Reh vs. Auto
Eine breite Allee, die scheinbar bis zum Horizont geradeaus verläuft. Ein Motorgeräusch und eine fast greifbare Anwesenheit von Neubeginn. Die Bäume rauschen in hoher Geschwindigkeit an mir vorbei, doch fokussiere ich den Raum dahinter. Die Felder und Wiesen. Plötzlich bemerke ich eine Bewegung am Waldrand, der gerade in mein Blickfeld rauscht. Ein Reh steht dort in der Morgensonne. Ein leichter Nebel liegt noch auf der Wiese und das Reh scheint mir in die Augen zu schauen. Das bilde ich mir natürlich nur ein, aber der Gedanke hält mich fest und ich schweife ab, versetze mich in das Reh, stelle mir vor was das Reh wohl als nächsten machen wird. Ein Schaudern überkommt mich und ich laufe auf Gras durch den Frühnebel. Ich fühle mich seltsam leicht und renne immer schneller auf der Wiese auf die Strasse zu. Ich schaue an mir herunter und stelle erschrocken fest, dass ich das Reh bin und dass ich nicht stoppen kann. Das erste Erschrecken weicht einer Woge von Euphorie und ich laufe immer schneller in Richtung der Strasse. Der Nebel weicht vor mir zurück. Ich merke langsam, dass die Strasse immer näher kommt. Ich fühle eine unbändige Kraft und laufe noch schneller. Meine Unfähigkeit zu stoppen und die Tatsache, dass die Strasse wenige Meter entfernt ist, macht mich langsam unruhig und doch spüre ich einen Sog genau dorthin. Als ich das Ziel erreiche sehe ich aus dem Augenwinkel etwas Schwarzes auf mich zurasen und merke zu spät, dass es zu spät ist.

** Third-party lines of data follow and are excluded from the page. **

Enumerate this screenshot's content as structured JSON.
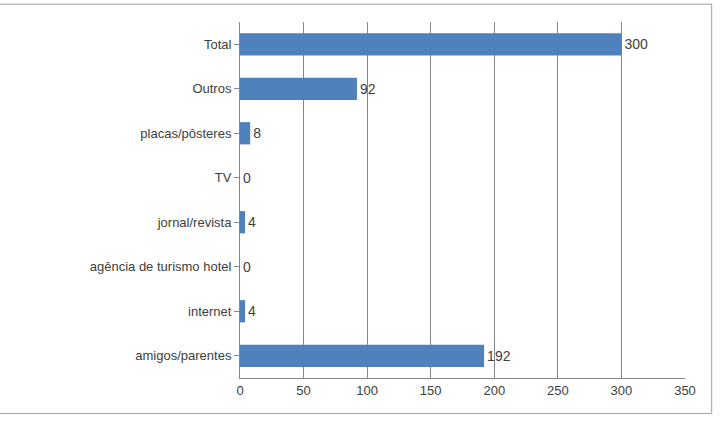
{
  "chart_data": {
    "type": "bar",
    "orientation": "horizontal",
    "categories": [
      "amigos/parentes",
      "internet",
      "agência de turismo hotel",
      "jornal/revista",
      "TV",
      "placas/pôsteres",
      "Outros",
      "Total"
    ],
    "values": [
      192,
      4,
      0,
      4,
      0,
      8,
      92,
      300
    ],
    "color": "#4f81bd",
    "xlim": [
      0,
      350
    ],
    "xticks": [
      0,
      50,
      100,
      150,
      200,
      250,
      300,
      350
    ],
    "grid": true,
    "data_labels": true
  }
}
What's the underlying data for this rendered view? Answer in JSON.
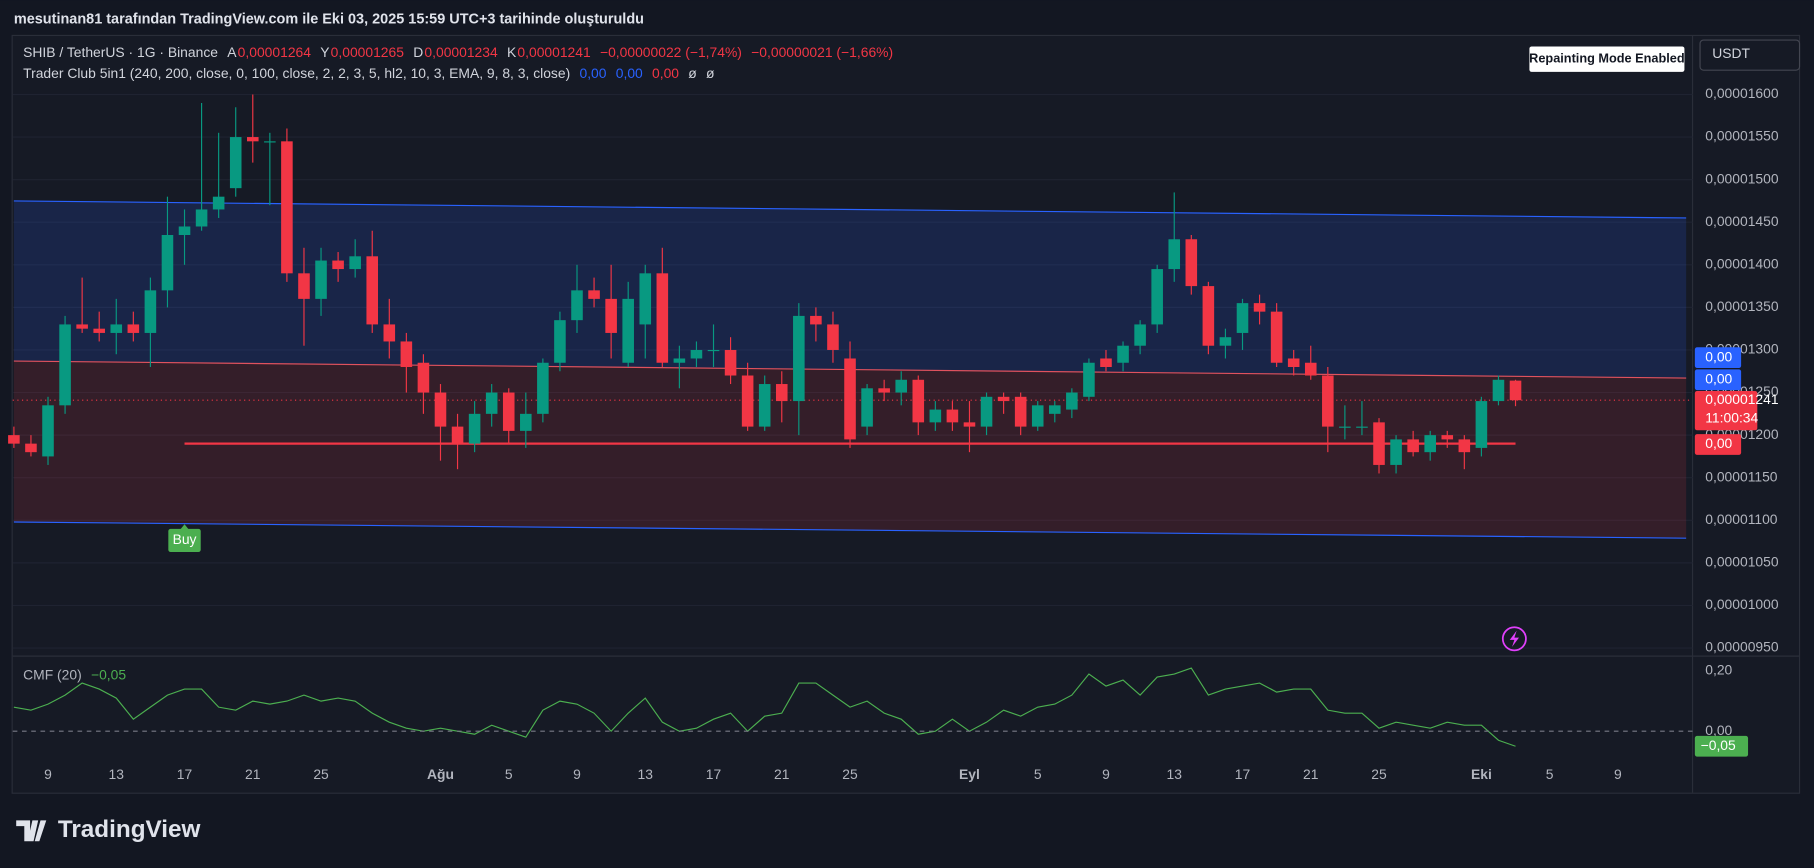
{
  "header": "mesutinan81 tarafından TradingView.com ile Eki 03, 2025 15:59 UTC+3 tarihinde oluşturuldu",
  "footer_logo": "TradingView",
  "chart_data": [
    {
      "type": "candlestick",
      "symbol": "SHIB / TetherUS · 1G · Binance",
      "ohlc_legend": [
        {
          "key": "A",
          "value": "0,00001264"
        },
        {
          "key": "Y",
          "value": "0,00001265"
        },
        {
          "key": "D",
          "value": "0,00001234"
        },
        {
          "key": "K",
          "value": "0,00001241"
        }
      ],
      "change": [
        "−0,00000022 (−1,74%)",
        "−0,00000021 (−1,66%)"
      ],
      "indicator": {
        "name": "Trader Club 5in1 (240, 200, close, 0, 100, close, 2, 2, 3, 5, hl2, 10, 3, EMA, 9, 8, 3, close)",
        "values": [
          {
            "text": "0,00",
            "color": "#2962ff"
          },
          {
            "text": "0,00",
            "color": "#2962ff"
          },
          {
            "text": "0,00",
            "color": "#f23645"
          },
          {
            "text": "ø",
            "color": "#d1d4dc"
          },
          {
            "text": "ø",
            "color": "#d1d4dc"
          }
        ]
      },
      "repaint_badge": "Repainting Mode Enabled",
      "currency": "USDT",
      "categories": [
        null,
        null,
        "9",
        null,
        null,
        null,
        "13",
        null,
        null,
        null,
        "17",
        null,
        null,
        null,
        "21",
        null,
        null,
        null,
        "25",
        null,
        null,
        null,
        null,
        null,
        null,
        "Ağu",
        null,
        null,
        null,
        "5",
        null,
        null,
        null,
        "9",
        null,
        null,
        null,
        "13",
        null,
        null,
        null,
        "17",
        null,
        null,
        null,
        "21",
        null,
        null,
        null,
        "25",
        null,
        null,
        null,
        null,
        null,
        null,
        "Eyl",
        null,
        null,
        null,
        "5",
        null,
        null,
        null,
        "9",
        null,
        null,
        null,
        "13",
        null,
        null,
        null,
        "17",
        null,
        null,
        null,
        "21",
        null,
        null,
        null,
        "25",
        null,
        null,
        null,
        null,
        null,
        "Eki",
        null,
        null,
        null,
        "5",
        null,
        null,
        null,
        "9",
        null,
        null,
        null,
        null
      ],
      "series": [
        {
          "name": "SHIB / TetherUS",
          "up_color": "#089981",
          "down_color": "#f23645",
          "open": [
            1.2e-05,
            1.19e-05,
            1.175e-05,
            1.235e-05,
            1.33e-05,
            1.325e-05,
            1.32e-05,
            1.33e-05,
            1.32e-05,
            1.37e-05,
            1.435e-05,
            1.445e-05,
            1.465e-05,
            1.49e-05,
            1.55e-05,
            1.545e-05,
            1.545e-05,
            1.39e-05,
            1.36e-05,
            1.405e-05,
            1.395e-05,
            1.41e-05,
            1.33e-05,
            1.31e-05,
            1.285e-05,
            1.25e-05,
            1.21e-05,
            1.19e-05,
            1.225e-05,
            1.25e-05,
            1.205e-05,
            1.225e-05,
            1.285e-05,
            1.335e-05,
            1.37e-05,
            1.36e-05,
            1.285e-05,
            1.33e-05,
            1.39e-05,
            1.285e-05,
            1.29e-05,
            1.3e-05,
            1.3e-05,
            1.27e-05,
            1.21e-05,
            1.26e-05,
            1.24e-05,
            1.34e-05,
            1.33e-05,
            1.29e-05,
            1.21e-05,
            1.255e-05,
            1.25e-05,
            1.265e-05,
            1.215e-05,
            1.23e-05,
            1.215e-05,
            1.21e-05,
            1.245e-05,
            1.245e-05,
            1.21e-05,
            1.225e-05,
            1.23e-05,
            1.245e-05,
            1.29e-05,
            1.285e-05,
            1.305e-05,
            1.33e-05,
            1.395e-05,
            1.43e-05,
            1.375e-05,
            1.305e-05,
            1.32e-05,
            1.355e-05,
            1.345e-05,
            1.29e-05,
            1.285e-05,
            1.27e-05,
            1.21e-05,
            1.21e-05,
            1.215e-05,
            1.165e-05,
            1.195e-05,
            1.18e-05,
            1.2e-05,
            1.195e-05,
            1.185e-05,
            1.24e-05,
            1.264e-05,
            null,
            null,
            null,
            null,
            null,
            null,
            null,
            null,
            null,
            null
          ],
          "high": [
            1.21e-05,
            1.2e-05,
            1.245e-05,
            1.34e-05,
            1.385e-05,
            1.345e-05,
            1.36e-05,
            1.345e-05,
            1.385e-05,
            1.48e-05,
            1.465e-05,
            1.59e-05,
            1.555e-05,
            1.585e-05,
            1.6e-05,
            1.555e-05,
            1.56e-05,
            1.42e-05,
            1.42e-05,
            1.415e-05,
            1.43e-05,
            1.44e-05,
            1.36e-05,
            1.32e-05,
            1.295e-05,
            1.26e-05,
            1.225e-05,
            1.24e-05,
            1.26e-05,
            1.255e-05,
            1.25e-05,
            1.29e-05,
            1.345e-05,
            1.4e-05,
            1.385e-05,
            1.4e-05,
            1.38e-05,
            1.4e-05,
            1.42e-05,
            1.305e-05,
            1.31e-05,
            1.33e-05,
            1.315e-05,
            1.285e-05,
            1.27e-05,
            1.275e-05,
            1.355e-05,
            1.35e-05,
            1.345e-05,
            1.31e-05,
            1.26e-05,
            1.265e-05,
            1.275e-05,
            1.27e-05,
            1.24e-05,
            1.24e-05,
            1.24e-05,
            1.25e-05,
            1.25e-05,
            1.25e-05,
            1.24e-05,
            1.24e-05,
            1.255e-05,
            1.29e-05,
            1.3e-05,
            1.31e-05,
            1.335e-05,
            1.4e-05,
            1.485e-05,
            1.435e-05,
            1.38e-05,
            1.325e-05,
            1.36e-05,
            1.365e-05,
            1.355e-05,
            1.3e-05,
            1.305e-05,
            1.28e-05,
            1.235e-05,
            1.24e-05,
            1.22e-05,
            1.2e-05,
            1.205e-05,
            1.205e-05,
            1.205e-05,
            1.2e-05,
            1.245e-05,
            1.27e-05,
            1.265e-05,
            null,
            null,
            null,
            null,
            null,
            null,
            null,
            null,
            null,
            null
          ],
          "low": [
            1.185e-05,
            1.175e-05,
            1.165e-05,
            1.225e-05,
            1.32e-05,
            1.31e-05,
            1.295e-05,
            1.31e-05,
            1.28e-05,
            1.35e-05,
            1.4e-05,
            1.44e-05,
            1.455e-05,
            1.48e-05,
            1.52e-05,
            1.47e-05,
            1.38e-05,
            1.305e-05,
            1.34e-05,
            1.38e-05,
            1.385e-05,
            1.32e-05,
            1.29e-05,
            1.25e-05,
            1.225e-05,
            1.17e-05,
            1.16e-05,
            1.18e-05,
            1.21e-05,
            1.19e-05,
            1.185e-05,
            1.215e-05,
            1.275e-05,
            1.32e-05,
            1.35e-05,
            1.29e-05,
            1.28e-05,
            1.29e-05,
            1.28e-05,
            1.255e-05,
            1.28e-05,
            1.28e-05,
            1.26e-05,
            1.205e-05,
            1.205e-05,
            1.215e-05,
            1.2e-05,
            1.31e-05,
            1.285e-05,
            1.185e-05,
            1.2e-05,
            1.24e-05,
            1.235e-05,
            1.2e-05,
            1.205e-05,
            1.205e-05,
            1.18e-05,
            1.2e-05,
            1.225e-05,
            1.2e-05,
            1.205e-05,
            1.215e-05,
            1.22e-05,
            1.24e-05,
            1.275e-05,
            1.275e-05,
            1.295e-05,
            1.32e-05,
            1.38e-05,
            1.365e-05,
            1.295e-05,
            1.29e-05,
            1.3e-05,
            1.33e-05,
            1.28e-05,
            1.27e-05,
            1.265e-05,
            1.18e-05,
            1.195e-05,
            1.2e-05,
            1.155e-05,
            1.155e-05,
            1.175e-05,
            1.17e-05,
            1.185e-05,
            1.16e-05,
            1.175e-05,
            1.235e-05,
            1.234e-05,
            null,
            null,
            null,
            null,
            null,
            null,
            null,
            null,
            null,
            null
          ],
          "close": [
            1.19e-05,
            1.18e-05,
            1.235e-05,
            1.33e-05,
            1.325e-05,
            1.32e-05,
            1.33e-05,
            1.32e-05,
            1.37e-05,
            1.435e-05,
            1.445e-05,
            1.465e-05,
            1.48e-05,
            1.55e-05,
            1.545e-05,
            1.545e-05,
            1.39e-05,
            1.36e-05,
            1.405e-05,
            1.395e-05,
            1.41e-05,
            1.33e-05,
            1.31e-05,
            1.28e-05,
            1.25e-05,
            1.21e-05,
            1.19e-05,
            1.225e-05,
            1.25e-05,
            1.205e-05,
            1.225e-05,
            1.285e-05,
            1.335e-05,
            1.37e-05,
            1.36e-05,
            1.32e-05,
            1.36e-05,
            1.39e-05,
            1.285e-05,
            1.29e-05,
            1.3e-05,
            1.3e-05,
            1.27e-05,
            1.21e-05,
            1.26e-05,
            1.24e-05,
            1.34e-05,
            1.33e-05,
            1.3e-05,
            1.195e-05,
            1.255e-05,
            1.25e-05,
            1.265e-05,
            1.215e-05,
            1.23e-05,
            1.215e-05,
            1.21e-05,
            1.245e-05,
            1.24e-05,
            1.21e-05,
            1.235e-05,
            1.235e-05,
            1.25e-05,
            1.285e-05,
            1.28e-05,
            1.305e-05,
            1.33e-05,
            1.395e-05,
            1.43e-05,
            1.375e-05,
            1.305e-05,
            1.315e-05,
            1.355e-05,
            1.345e-05,
            1.285e-05,
            1.28e-05,
            1.27e-05,
            1.21e-05,
            1.21e-05,
            1.21e-05,
            1.165e-05,
            1.195e-05,
            1.18e-05,
            1.2e-05,
            1.195e-05,
            1.18e-05,
            1.24e-05,
            1.265e-05,
            1.241e-05,
            null,
            null,
            null,
            null,
            null,
            null,
            null,
            null,
            null,
            null
          ]
        }
      ],
      "ylim": [
        9.405e-06,
        1.67e-05
      ],
      "yticks": [
        {
          "value": 9.5e-06,
          "label": "0,00000950"
        },
        {
          "value": 1e-05,
          "label": "0,00001000"
        },
        {
          "value": 1.05e-05,
          "label": "0,00001050"
        },
        {
          "value": 1.1e-05,
          "label": "0,00001100"
        },
        {
          "value": 1.15e-05,
          "label": "0,00001150"
        },
        {
          "value": 1.2e-05,
          "label": "0,00001200"
        },
        {
          "value": 1.25e-05,
          "label": "0,00001250"
        },
        {
          "value": 1.3e-05,
          "label": "0,00001300"
        },
        {
          "value": 1.35e-05,
          "label": "0,00001350"
        },
        {
          "value": 1.4e-05,
          "label": "0,00001400"
        },
        {
          "value": 1.45e-05,
          "label": "0,00001450"
        },
        {
          "value": 1.5e-05,
          "label": "0,00001500"
        },
        {
          "value": 1.55e-05,
          "label": "0,00001550"
        },
        {
          "value": 1.6e-05,
          "label": "0,00001600"
        }
      ],
      "grid": true,
      "price_tag": {
        "value": 1.241e-05,
        "label": "0,00001241",
        "countdown": "11:00:34",
        "color": "#f23645"
      },
      "axis_tags": [
        {
          "label": "0,00",
          "value": 1.291e-05,
          "color": "#2962ff"
        },
        {
          "label": "0,00",
          "value": 1.265e-05,
          "color": "#2962ff"
        },
        {
          "label": "0,00",
          "value": 1.189e-05,
          "color": "#f23645"
        }
      ],
      "channel": {
        "upper": [
          1.475e-05,
          1.455e-05
        ],
        "middle": [
          1.287e-05,
          1.267e-05
        ],
        "lower": [
          1.098e-05,
          1.079e-05
        ]
      },
      "support_line": {
        "value": 1.19e-05,
        "from_index": 10,
        "to_index": 88,
        "color": "#f23645"
      },
      "signals": [
        {
          "index": 10,
          "label": "Buy",
          "color": "#4caf50"
        }
      ]
    },
    {
      "type": "line",
      "title": "CMF (20)",
      "last_label": "−0,05",
      "series": [
        {
          "name": "CMF (20)",
          "color": "#4caf50",
          "values": [
            0.08,
            0.07,
            0.09,
            0.12,
            0.16,
            0.14,
            0.11,
            0.04,
            0.08,
            0.12,
            0.14,
            0.14,
            0.08,
            0.07,
            0.1,
            0.09,
            0.1,
            0.12,
            0.1,
            0.11,
            0.1,
            0.06,
            0.03,
            0.01,
            0.0,
            0.01,
            0.0,
            -0.01,
            0.02,
            0.0,
            -0.02,
            0.07,
            0.1,
            0.09,
            0.06,
            0.0,
            0.06,
            0.11,
            0.03,
            0.0,
            0.01,
            0.04,
            0.06,
            0.0,
            0.05,
            0.06,
            0.16,
            0.16,
            0.12,
            0.08,
            0.1,
            0.06,
            0.04,
            -0.01,
            0.0,
            0.04,
            0.0,
            0.03,
            0.07,
            0.05,
            0.08,
            0.09,
            0.12,
            0.19,
            0.15,
            0.17,
            0.12,
            0.18,
            0.19,
            0.21,
            0.12,
            0.14,
            0.15,
            0.16,
            0.13,
            0.14,
            0.14,
            0.07,
            0.06,
            0.06,
            0.01,
            0.03,
            0.02,
            0.01,
            0.03,
            0.02,
            0.02,
            -0.03,
            -0.05,
            null,
            null,
            null,
            null,
            null,
            null,
            null,
            null,
            null,
            null
          ]
        }
      ],
      "ylim": [
        -0.108,
        0.238
      ],
      "yticks": [
        {
          "value": 0.2,
          "label": "0,20"
        },
        {
          "value": 0,
          "label": "0,00"
        }
      ]
    }
  ]
}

Der Moment ist sehr still und er passiert wie eine kleine Ewigkeit.
Ich merke, wie mein Körper einfach weggerissen wird und wie mein Schädel auf etwas aufschlägt und bricht. Das Krachen meiner Knochen ist so laut, dass die anderen Geräusche in den Hintergrund und die damit verbundene Unwichtigkeit wandern. Die Wucht. Die Gewalt. Das Ende.
Erschrocken reiße ich die Augen auf und stelle erleichtert fest, dass ich noch in der Spur fahre und sehe im letzten Augenblick in die Augen des Rehs, das mitten auf der Strasse steht.